|Town/Region||Addis Ababa, Sebeta, Sululta|
|Date||16 Oct 2018|
Hooded Vulture, Necrosyrtes monachus, is the smallest Old World Vulture, and sole member of the genus Necrosyrtes, within the family Accipitridae. The species is undergoing an extremely rapid decline in its global population size and distribution range (Ogada and Buij, 2011, Ogada et al., 2016). With an estimated 83% decline (range 64-93%) over three generations (53 years) (Ogada et al. 2016), which resulted a maximum estimate of 197,000 individuals (Ogada and Buij, 2011), the species is currently categorized as critically endangered by IUCN (BirdLife International, 2017). A rapid population decline was mainly caused by indiscriminate poisoning, capture and trade for traditional medicine and bushmeat (McKean et al., 2013), direct persecution, electrocution as well as habitat loss and degradation (Ogada and Buij, 2011, Ogada et al., 2016).

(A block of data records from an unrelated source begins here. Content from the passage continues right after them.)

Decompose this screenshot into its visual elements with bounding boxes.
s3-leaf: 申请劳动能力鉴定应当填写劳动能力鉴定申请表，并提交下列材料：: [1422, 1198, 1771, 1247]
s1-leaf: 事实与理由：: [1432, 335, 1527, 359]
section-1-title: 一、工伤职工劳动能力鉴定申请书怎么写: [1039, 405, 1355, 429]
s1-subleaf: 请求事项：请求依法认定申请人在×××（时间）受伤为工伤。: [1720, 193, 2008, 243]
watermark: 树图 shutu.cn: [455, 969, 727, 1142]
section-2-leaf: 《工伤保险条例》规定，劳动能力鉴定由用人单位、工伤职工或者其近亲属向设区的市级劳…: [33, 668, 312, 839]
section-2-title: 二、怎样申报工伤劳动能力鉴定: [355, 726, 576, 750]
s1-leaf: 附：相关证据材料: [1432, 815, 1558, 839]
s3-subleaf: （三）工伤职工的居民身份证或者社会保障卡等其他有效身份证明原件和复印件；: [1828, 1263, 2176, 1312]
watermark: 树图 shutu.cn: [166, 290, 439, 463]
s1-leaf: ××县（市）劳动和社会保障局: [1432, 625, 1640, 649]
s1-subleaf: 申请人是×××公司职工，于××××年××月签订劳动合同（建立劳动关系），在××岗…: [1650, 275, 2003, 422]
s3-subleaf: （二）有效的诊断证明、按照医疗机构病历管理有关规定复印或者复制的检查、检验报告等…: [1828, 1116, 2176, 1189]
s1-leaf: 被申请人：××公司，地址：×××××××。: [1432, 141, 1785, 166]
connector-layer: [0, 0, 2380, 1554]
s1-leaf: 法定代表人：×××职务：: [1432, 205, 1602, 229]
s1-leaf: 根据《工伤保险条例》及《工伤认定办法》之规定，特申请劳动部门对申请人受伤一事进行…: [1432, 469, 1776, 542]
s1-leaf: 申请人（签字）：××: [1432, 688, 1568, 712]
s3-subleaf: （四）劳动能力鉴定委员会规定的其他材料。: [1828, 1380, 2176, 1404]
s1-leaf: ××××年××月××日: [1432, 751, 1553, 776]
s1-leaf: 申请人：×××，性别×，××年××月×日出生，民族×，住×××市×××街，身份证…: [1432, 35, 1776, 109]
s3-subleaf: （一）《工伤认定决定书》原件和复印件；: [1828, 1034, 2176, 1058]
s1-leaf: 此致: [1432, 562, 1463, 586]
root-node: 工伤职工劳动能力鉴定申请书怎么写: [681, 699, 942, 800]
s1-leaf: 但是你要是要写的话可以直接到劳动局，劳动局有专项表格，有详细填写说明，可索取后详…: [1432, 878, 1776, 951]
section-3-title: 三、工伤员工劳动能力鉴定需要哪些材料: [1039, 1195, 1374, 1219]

Very little is known on the distribution, abundance and conservation threats of Hooded Vulture in Ethiopia. Short term studies however reflect Ethiopia has large number of Hooded vultures and may be considered as the most important country for the conservation of Hooded and other vulture species. This study will provide substantial information on the density, reproductive success and conservation threats of hooded vultures in the capital Addis Ababa and four surrounding cities which will provide an important base line to guide the conservation effort of the species.
The distribution pattern and density will be estimated from road-side transect counts and visiting potential areas, dump sites and abattoirs. Nesting sites will be identiﬁed from extensive survey with clues from the sites where the vultures are sighted. Satellite image will also be used to narrow down search area on the potential sites to forest patches, sacred places and recreational parks. For the breeding success, examining the egg parameters and ﬂedging success will be examined through camera traps. Habitat type preferred for nesting sites, nest building materials and distance from potential feeding (abattoirs and main dumpsites) and roosting sites will be studied.
Throughout the study period, we will carefully observe if two or more hooded vulture died in a given place (typical feature of poising). In addition, we will carry out questioner survey in selected of villages surrounding Addis Ababa. Farmers who lost their livestock by carnivore predators usually poison the carcass to eliminate the carnivore predators which also poison Hooded vultures. Hence, our target villages for this study will be with good number of livestock, high density of predator carnivores and hooded vultures.